Pirate King sailing the waves of love

Since Tuesday’s launch at Book Passage in the Ferry Building in San Francisco, I’ve been welcomed by some great and enthusiastic stores. (Visit the Events page to see if they have any signed books left.)

Today, the University of Washington Bookstore in Seattle put on a fabulous event for Pirate King, inviting the Seattle Gilbert & Sullivan Society to come and get us in the mood.  And that they did:









Glenda Williams, Derek Sellers, Jon Thumim, Jim Francis, Wendy Woolery, Glenn Nielsen, and Rick Hodgson gave us a rousing rendition of “With Cat-Like Tread” followed by “Pirate King.”  And the enthusiasm of their group proved contagious.  The packed audience was great (there’s nothing like a roomful people who think you’re brilliant to make you, well, a bit more nearly brilliant) and even threw their hearts into the third song, the LRK version of the “Major-General’s Song,” which is here.

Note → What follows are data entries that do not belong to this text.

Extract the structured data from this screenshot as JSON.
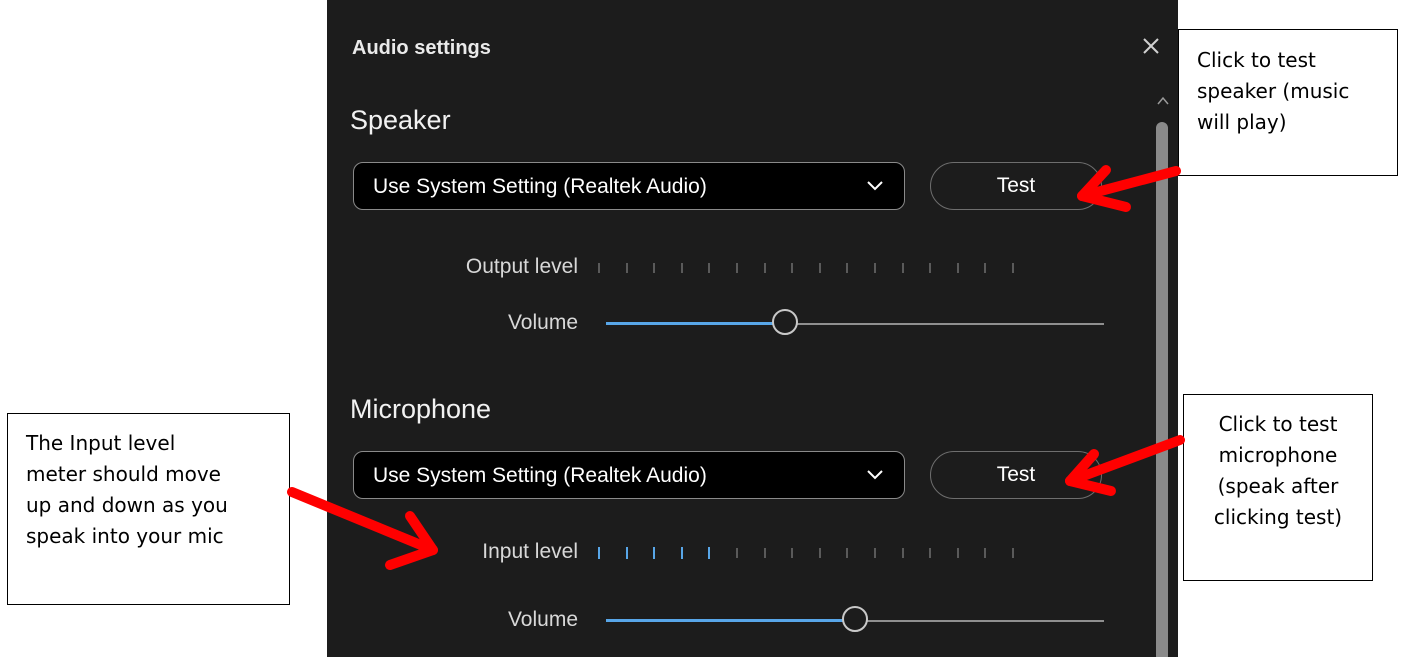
{
  "dialog": {
    "title": "Audio settings",
    "close_icon": "close-icon"
  },
  "speaker": {
    "heading": "Speaker",
    "device": "Use System Setting (Realtek Audio)",
    "test_label": "Test",
    "meter_label": "Output level",
    "meter_ticks_total": 16,
    "meter_ticks_active": 0,
    "volume_label": "Volume",
    "volume_fraction": 0.36
  },
  "microphone": {
    "heading": "Microphone",
    "device": "Use System Setting (Realtek Audio)",
    "test_label": "Test",
    "meter_label": "Input level",
    "meter_ticks_total": 16,
    "meter_ticks_active": 5,
    "volume_label": "Volume",
    "volume_fraction": 0.5
  },
  "callouts": {
    "speaker_test": [
      "Click to test",
      "speaker (music",
      "will play)"
    ],
    "mic_test": [
      "Click to test",
      "microphone",
      "(speak after",
      "clicking test)"
    ],
    "input_meter": [
      "The Input level",
      "meter should move",
      "up and down as you",
      "speak into your mic"
    ]
  },
  "colors": {
    "panel_bg": "#1c1c1c",
    "accent": "#58a6e8",
    "annotation_arrow": "#ff0000"
  }
}
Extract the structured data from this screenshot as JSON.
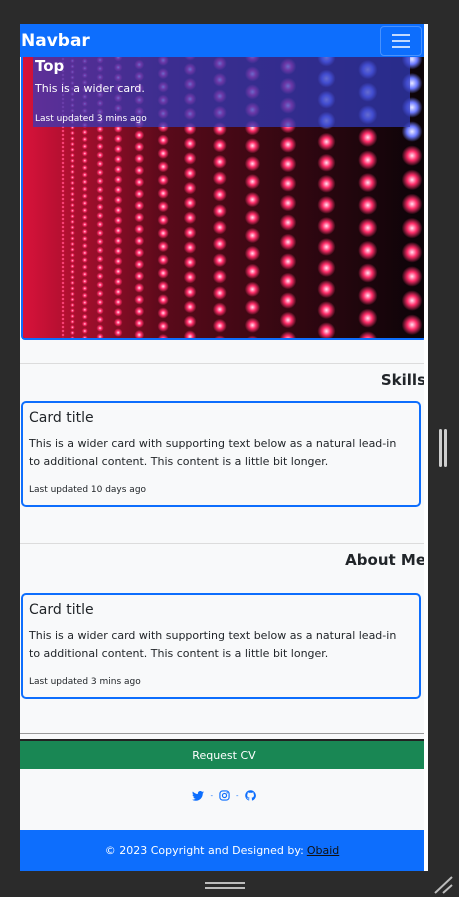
{
  "navbar": {
    "brand": "Navbar"
  },
  "hero": {
    "title": "Top",
    "text": "This is a wider card.",
    "updated": "Last updated 3 mins ago"
  },
  "sections": {
    "skills": "Skills",
    "about": "About Me"
  },
  "cards": [
    {
      "title": "Card title",
      "text": "This is a wider card with supporting text below as a natural lead-in to additional content. This content is a little bit longer.",
      "updated": "Last updated 10 days ago"
    },
    {
      "title": "Card title",
      "text": "This is a wider card with supporting text below as a natural lead-in to additional content. This content is a little bit longer.",
      "updated": "Last updated 3 mins ago"
    }
  ],
  "cv_button": "Request CV",
  "social": {
    "icons": [
      "twitter-icon",
      "instagram-icon",
      "github-icon"
    ],
    "separator": "-"
  },
  "footer": {
    "text": "© 2023 Copyright and Designed by:",
    "author": "Obaid"
  },
  "colors": {
    "primary": "#0d6efd",
    "success": "#198754",
    "background": "#f8f9fa",
    "window": "#2b2b2b"
  }
}
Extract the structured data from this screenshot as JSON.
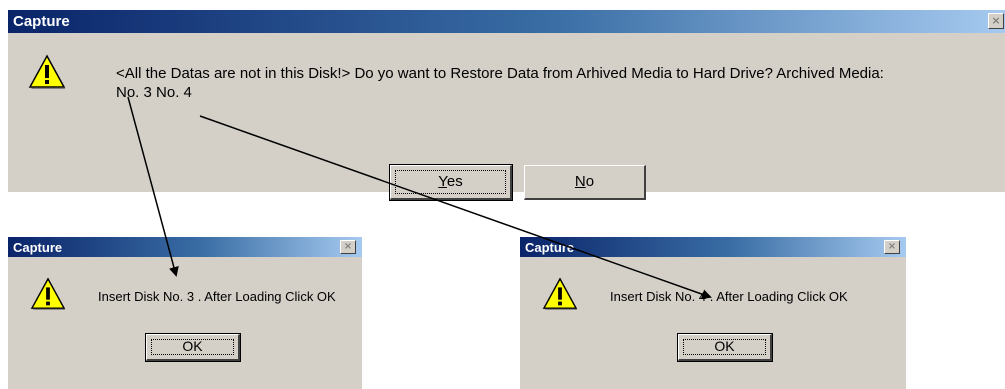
{
  "restore_dialog": {
    "title": "Capture",
    "close_glyph": "×",
    "message_line1": "<All the Datas are not in this Disk!>  Do yo want to Restore Data from Arhived Media to Hard Drive?    Archived Media:",
    "message_line2": "No. 3  No. 4",
    "yes_access_key": "Y",
    "yes_rest": "es",
    "no_access_key": "N",
    "no_rest": "o",
    "icon": "warning-icon"
  },
  "disk3_dialog": {
    "title": "Capture",
    "close_glyph": "×",
    "message": "Insert Disk No. 3 . After Loading Click OK",
    "ok_label": "OK",
    "icon": "warning-icon"
  },
  "disk4_dialog": {
    "title": "Capture",
    "close_glyph": "×",
    "message": "Insert Disk No. 4 . After Loading Click OK",
    "ok_label": "OK",
    "icon": "warning-icon"
  },
  "colors": {
    "dialog_face": "#d4d0c8",
    "titlebar_start": "#0a246a",
    "titlebar_end": "#a6caf0",
    "warning_yellow": "#ffff00",
    "arrow": "#000000"
  }
}
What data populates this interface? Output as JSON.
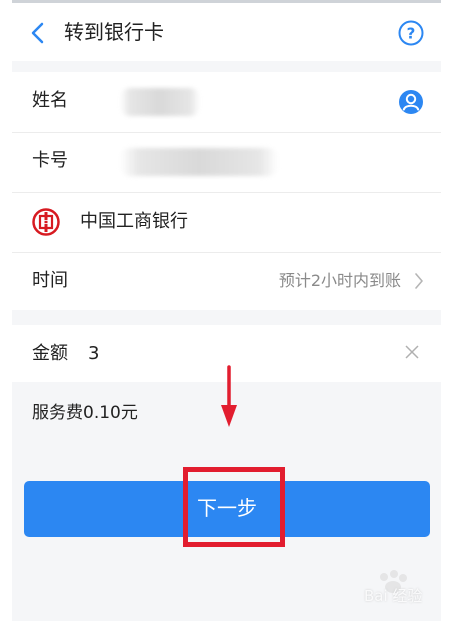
{
  "header": {
    "title": "转到银行卡"
  },
  "form": {
    "name_label": "姓名",
    "card_label": "卡号",
    "bank_name": "中国工商银行",
    "time_label": "时间",
    "time_value": "预计2小时内到账"
  },
  "amount": {
    "label": "金额",
    "value": "3"
  },
  "fee": {
    "text": "服务费0.10元"
  },
  "actions": {
    "next_label": "下一步"
  },
  "watermark": {
    "text": "Bai 经验"
  },
  "colors": {
    "accent": "#2c87f2",
    "annotation_red": "#e21d2f",
    "bank_red": "#d71a21"
  }
}
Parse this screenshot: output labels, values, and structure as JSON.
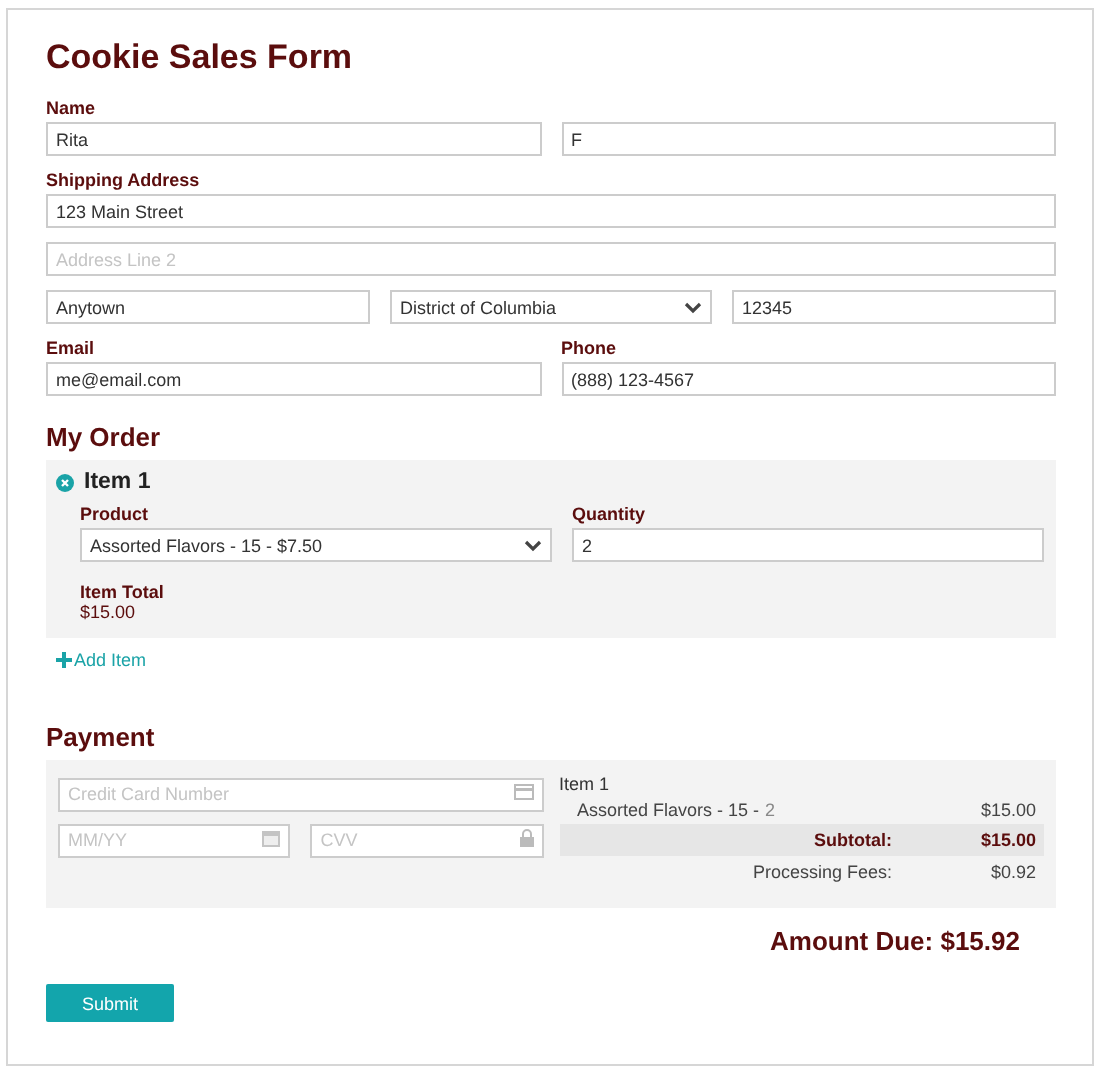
{
  "title": "Cookie Sales Form",
  "name": {
    "label": "Name",
    "first": "Rita",
    "last": "F"
  },
  "address": {
    "label": "Shipping Address",
    "line1": "123 Main Street",
    "line2_placeholder": "Address Line 2",
    "city": "Anytown",
    "state": "District of Columbia",
    "zip": "12345"
  },
  "email": {
    "label": "Email",
    "value": "me@email.com"
  },
  "phone": {
    "label": "Phone",
    "value": "(888) 123-4567"
  },
  "order": {
    "heading": "My Order",
    "items": [
      {
        "title": "Item 1",
        "product_label": "Product",
        "product": "Assorted Flavors - 15 - $7.50",
        "quantity_label": "Quantity",
        "quantity": "2",
        "total_label": "Item Total",
        "total": "$15.00"
      }
    ],
    "add_item": "Add Item"
  },
  "payment": {
    "heading": "Payment",
    "card_placeholder": "Credit Card Number",
    "expiry_placeholder": "MM/YY",
    "cvv_placeholder": "CVV",
    "summary": {
      "item_title": "Item 1",
      "lines": [
        {
          "product": "Assorted Flavors - 15 -",
          "quantity": "2",
          "amount": "$15.00"
        }
      ],
      "subtotal_label": "Subtotal:",
      "subtotal": "$15.00",
      "fees_label": "Processing Fees:",
      "fees": "$0.92"
    },
    "amount_due": "Amount Due: $15.92"
  },
  "submit": "Submit"
}
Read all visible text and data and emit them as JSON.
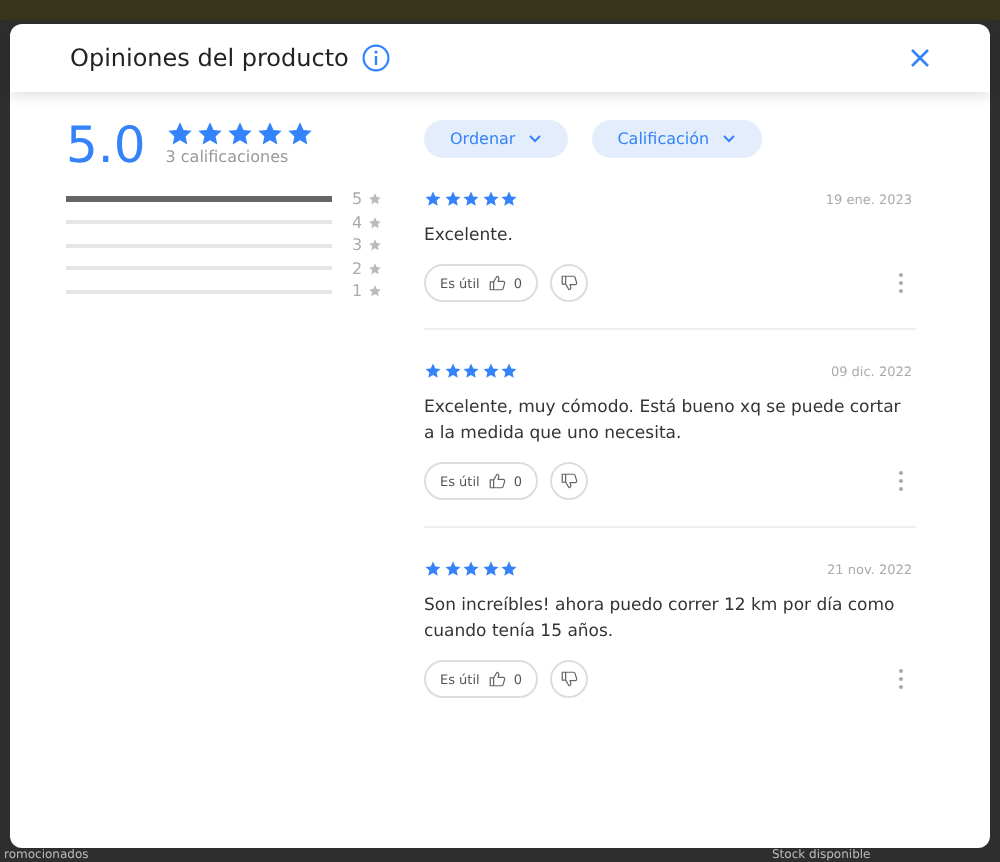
{
  "background": {
    "left_text": "romocionados",
    "right_text": "Stock disponible"
  },
  "modal": {
    "title": "Opiniones del producto",
    "summary": {
      "average": "5.0",
      "stars": 5,
      "count_label": "3 calificaciones",
      "distribution": [
        {
          "label": "5",
          "level": 1
        },
        {
          "label": "4",
          "level": 0
        },
        {
          "label": "3",
          "level": 0
        },
        {
          "label": "2",
          "level": 0
        },
        {
          "label": "1",
          "level": 0
        }
      ]
    },
    "filters": [
      "Ordenar",
      "Calificación"
    ],
    "reviews": [
      {
        "stars": 5,
        "date": "19 ene. 2023",
        "text": "Excelente.",
        "helpful_label": "Es útil",
        "likes": "0"
      },
      {
        "stars": 5,
        "date": "09 dic. 2022",
        "text": "Excelente, muy cómodo. Está bueno xq se puede cortar a la medida que uno necesita.",
        "helpful_label": "Es útil",
        "likes": "0"
      },
      {
        "stars": 5,
        "date": "21 nov. 2022",
        "text": "Son increíbles! ahora puedo correr 12 km por día como cuando tenía 15 años.",
        "helpful_label": "Es útil",
        "likes": "0"
      }
    ]
  }
}
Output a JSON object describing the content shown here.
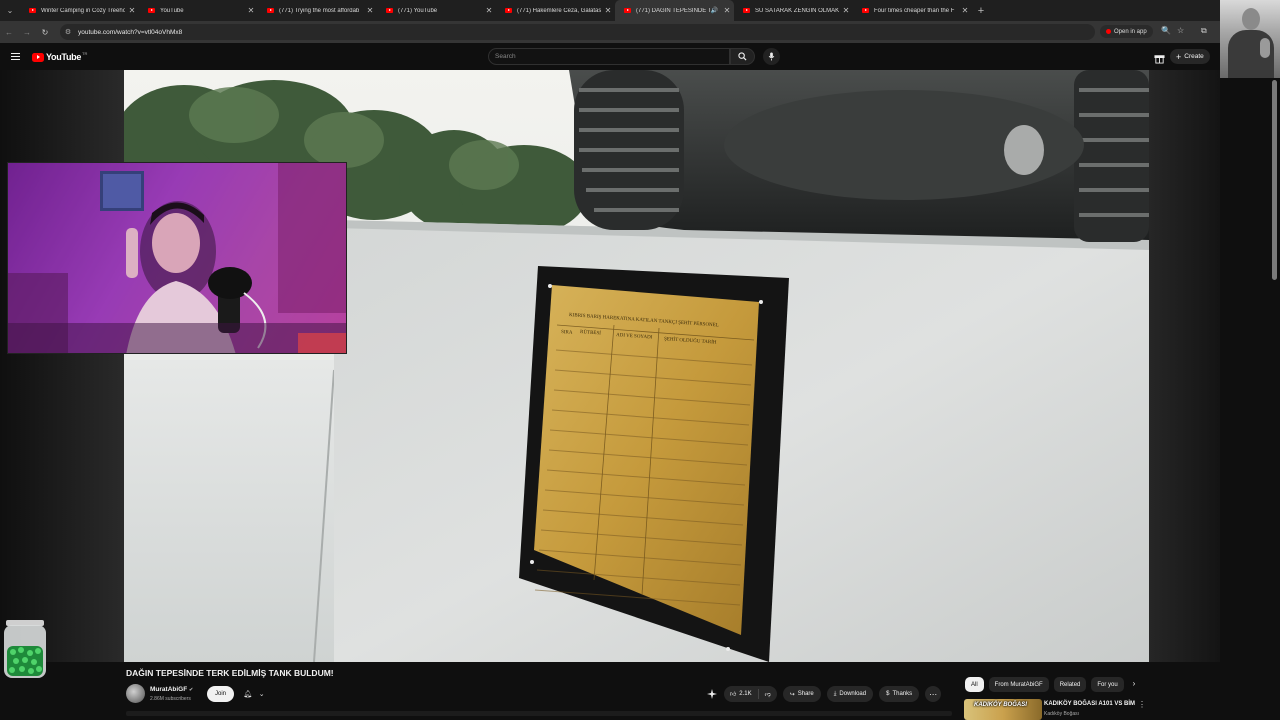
{
  "browser": {
    "tabs": [
      {
        "title": "Winter Camping in Cozy Treeho",
        "active": false
      },
      {
        "title": "YouTube",
        "active": false
      },
      {
        "title": "(771) Trying the most affordab",
        "active": false
      },
      {
        "title": "(771) YouTube",
        "active": false
      },
      {
        "title": "(771) Hakemlere Ceza, Galatasa",
        "active": false
      },
      {
        "title": "(771) DAĞIN TEPESİNDE TE",
        "active": true
      },
      {
        "title": "SU SATARAK ZENGİN OLMAK!",
        "active": false
      },
      {
        "title": "Four times cheaper than the F",
        "active": false
      }
    ],
    "url": "youtube.com/watch?v=vtl04oVhMx8",
    "open_in_app_label": "Open in app"
  },
  "youtube": {
    "logo_text": "YouTube",
    "country_code": "TR",
    "search_placeholder": "Search",
    "create_label": "Create"
  },
  "video": {
    "title": "DAĞIN TEPESİNDE TERK EDİLMİŞ TANK BULDUM!",
    "plaque_heading": "KIBRIS BARIŞ HAREKATINA KATILAN TANKÇI ŞEHİT PERSONEL",
    "plaque_columns": [
      "SIRA",
      "RÜTBESİ",
      "ADI VE SOYADI",
      "ŞEHİT OLDUĞU TARİH"
    ]
  },
  "channel": {
    "name": "MuratAbiGF",
    "subscribers": "2.86M subscribers",
    "join_label": "Join"
  },
  "actions": {
    "likes": "2.1K",
    "share": "Share",
    "download": "Download",
    "thanks": "Thanks"
  },
  "chips": [
    "All",
    "From MuratAbiGF",
    "Related",
    "For you"
  ],
  "recommendation": {
    "thumb_text": "KADIKÖY BOĞASI",
    "title": "KADIKÖY BOĞASI A101 VS BİM",
    "channel": "Kadıköy Boğası"
  }
}
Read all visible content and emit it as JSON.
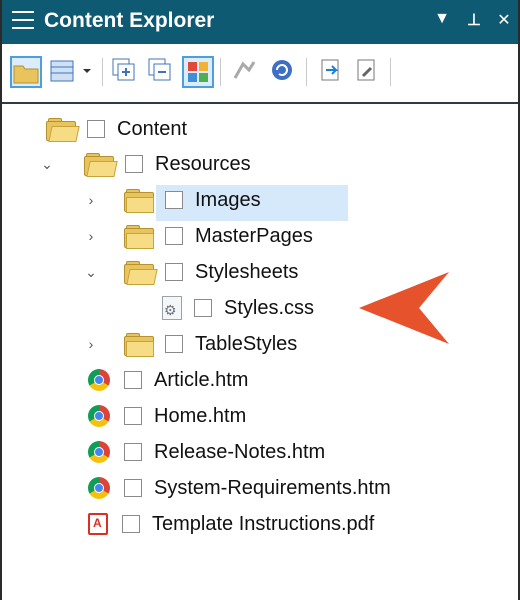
{
  "panel": {
    "title": "Content Explorer",
    "dropdown_glyph": "▼",
    "pin_glyph": "⊥",
    "close_glyph": "✕"
  },
  "toolbar": {
    "items": [
      {
        "icon": "folder-icon",
        "selected": true
      },
      {
        "icon": "view-layout-icon",
        "selected": false
      },
      {
        "icon": "expand-all-icon",
        "selected": false
      },
      {
        "icon": "collapse-all-icon",
        "selected": false
      },
      {
        "icon": "show-colors-icon",
        "selected": true
      },
      {
        "icon": "bind-icon",
        "selected": false
      },
      {
        "icon": "refresh-icon",
        "selected": false
      },
      {
        "icon": "open-icon",
        "selected": false
      },
      {
        "icon": "properties-icon",
        "selected": false
      }
    ]
  },
  "tree": {
    "items": [
      {
        "label": "Content",
        "icon": "open-folder-icon",
        "expanded": true
      },
      {
        "label": "Resources",
        "icon": "open-folder-icon",
        "expanded": true
      },
      {
        "label": "Images",
        "icon": "folder-icon",
        "expanded": false
      },
      {
        "label": "MasterPages",
        "icon": "folder-icon",
        "expanded": false
      },
      {
        "label": "Stylesheets",
        "icon": "open-folder-icon",
        "expanded": true
      },
      {
        "label": "Styles.css",
        "icon": "stylesheet-file-icon",
        "selected": true
      },
      {
        "label": "TableStyles",
        "icon": "folder-icon",
        "expanded": false
      },
      {
        "label": "Article.htm",
        "icon": "chrome-icon"
      },
      {
        "label": "Home.htm",
        "icon": "chrome-icon"
      },
      {
        "label": "Release-Notes.htm",
        "icon": "chrome-icon"
      },
      {
        "label": "System-Requirements.htm",
        "icon": "chrome-icon"
      },
      {
        "label": "Template Instructions.pdf",
        "icon": "pdf-icon"
      }
    ]
  },
  "colors": {
    "titlebar": "#0f5a73",
    "selection": "#d6e9fb",
    "callout_arrow": "#e5522b"
  }
}
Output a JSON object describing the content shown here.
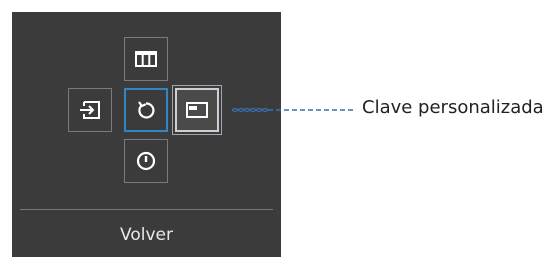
{
  "menu": {
    "buttons": [
      {
        "id": "top",
        "icon": "picture-size-icon"
      },
      {
        "id": "left",
        "icon": "source-input-icon"
      },
      {
        "id": "center",
        "icon": "return-icon",
        "state": "highlighted"
      },
      {
        "id": "right",
        "icon": "custom-key-icon",
        "state": "selected"
      },
      {
        "id": "bottom",
        "icon": "power-icon"
      }
    ],
    "back_label": "Volver"
  },
  "callout": {
    "label": "Clave personalizada"
  },
  "colors": {
    "panel_bg": "#3b3b3b",
    "highlight_blue": "#2f86c2",
    "callout_line": "#3a6fb0"
  }
}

I am having such a good time.

And the tour’s not even half over.

If you live near Portland, Chicago, Minneapolis, St Louis, Denver, or Santa Cruz, come and join the jokes, the talk, and the fun.  And—be prepared to sing!

Garden Party TwInvitation

You say your Royal Wedding invite got lost in the mail?  The White House staff seems to be ignoring you this summer? Well, fret no longer, your invitation to the social event of the season–nay, the year, is here.  If you’re feeling social, drop in and chat with Mary Russell and friends (Will that husband of hers make it this year?) If you think you’ll be too shy, we’re leaving a virtual gap in the fence for you to watch through.

When and where is this happening?  This Sunday afternoon, on the terrace of Russell & Holmes’ house in Sussex–or, on a computer screen near you.  And now, from the virtual engraved envelope, your invitation to join us for the Twitter Garrrrden Party:

Explanation and links are here.  Come and have a great time, although I’d watch out for the honey wine, if I were you.  Holmes makes it powerful.